Welcome to the securityCRUSH blog, a place where you can find random musings as well as postings relevant to information security, penetration testing, and my latest projects - Daniel Wood.

About

First and foremost, I'm an avid information security practitioner by trade and hobby.  I spend most of my time throughout the day working on security related projects and at night I am constantly researching security concepts and testing new and revolutionary products and services.  Having been in this field for over 12 years, I've had a wide breadth of experience as an analyst, architect, engineer, penetration tester, and manager.

I specialize in the following areas of information security: application security, penetration testing, malware analysis, reverse engineering, cryptography, cloud security, and counter-threat intelligence gathering and analysis.  I'm a self-taught developer, with a preference in HTML, PHP, and C#; with Perl, Python, and Ruby as my preferences for scripting for security related projects.

After Adobe was breached and millions of customers accounts were leaked online, I put together a script, adobextract to help other individuals, security researchers and organizations determine if their accounts were contained within the leaked database.  My script has been used by several Fortune 50 companies as well as several US Federal Agencies.

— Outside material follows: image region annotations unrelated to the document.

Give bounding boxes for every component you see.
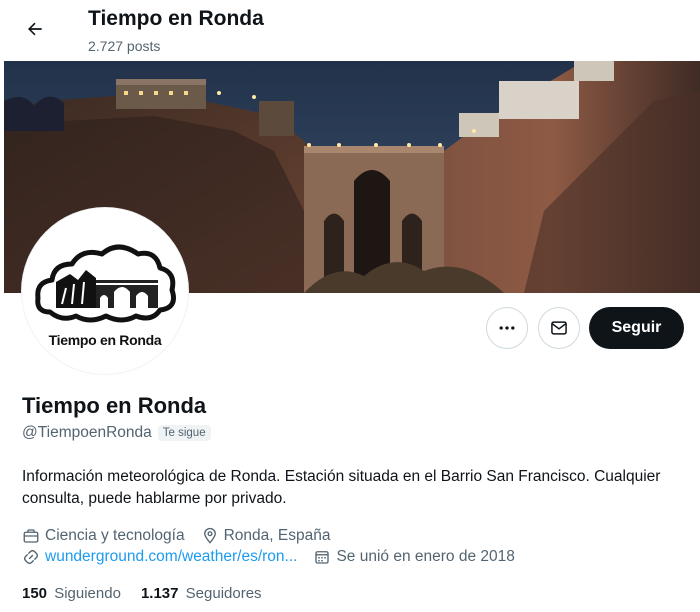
category-item: Ciencia y tecnología [22,527,185,545]
followers-label: Seguidores [185,585,262,602]
top-bar: Tiempo en Ronda 2.727 posts [0,0,700,60]
follow-button[interactable]: Seguir [589,307,684,349]
location-pin-icon [203,527,216,544]
meta-row-2: wunderground.com/weather/es/ron... Se un… [22,548,531,566]
location-item: Ronda, España [201,527,331,545]
stats-row: 150 Siguiendo 1.137 Seguidores [22,585,262,602]
meta-row-1: Ciencia y tecnología Ronda, España [22,527,346,545]
following-stat[interactable]: 150 Siguiendo [22,585,121,602]
profile-name: Tiempo en Ronda [22,393,207,418]
more-options-button[interactable] [486,307,528,349]
link-icon [23,549,39,565]
following-label: Siguiendo [54,585,121,602]
cloud-bridge-logo [35,244,176,323]
joined-item: Se unió en enero de 2018 [313,548,515,566]
website-link[interactable]: wunderground.com/weather/es/ron... [45,548,297,566]
message-button[interactable] [538,307,580,349]
following-count: 150 [22,585,48,602]
arrow-left-icon [28,22,42,36]
profile-bio: Información meteorológica de Ronda. Esta… [22,468,661,507]
website-item[interactable]: wunderground.com/weather/es/ron... [22,548,297,566]
followers-count: 1.137 [140,585,179,602]
profile-handle: @TiempoenRonda [22,424,152,441]
joined-label: Se unió en enero de 2018 [336,548,515,565]
profile-avatar[interactable]: Tiempo en Ronda [22,208,188,374]
avatar-caption: Tiempo en Ronda [48,332,162,348]
back-button[interactable] [18,12,52,46]
envelope-icon [551,321,567,335]
category-label: Ciencia y tecnología [45,527,185,544]
header-title: Tiempo en Ronda [88,7,264,30]
calendar-icon [315,551,330,564]
more-dots-icon [499,326,515,330]
followers-stat[interactable]: 1.137 Seguidores [141,585,262,602]
posts-count: 2.727 posts [88,38,161,54]
briefcase-icon [23,529,39,543]
follows-you-badge: Te sigue [157,425,211,441]
handle-row: @TiempoenRonda Te sigue [22,424,211,442]
location-label: Ronda, España [223,527,331,544]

On December 6, 2013, I released information on the iOS mobile application for Subway of California detailing many things wrong with the application and how it did not protect customers sensitive data such as their Name, Address, Email Address, Credit Card data, Username and Passwords.  This vulnerability was given CVE-2013-6986.

On January 13, 2014, I released information on how Starbucks was logging customers Name, Address, Email Address, Username and Passwords within their mobile iOS application.  I've worked with Starbucks to ensure that their application successfully fixed those issues by conducting security testing on their app and published those results as well on January 17, 2014.  This vulnerability was given CVE-2014-0647.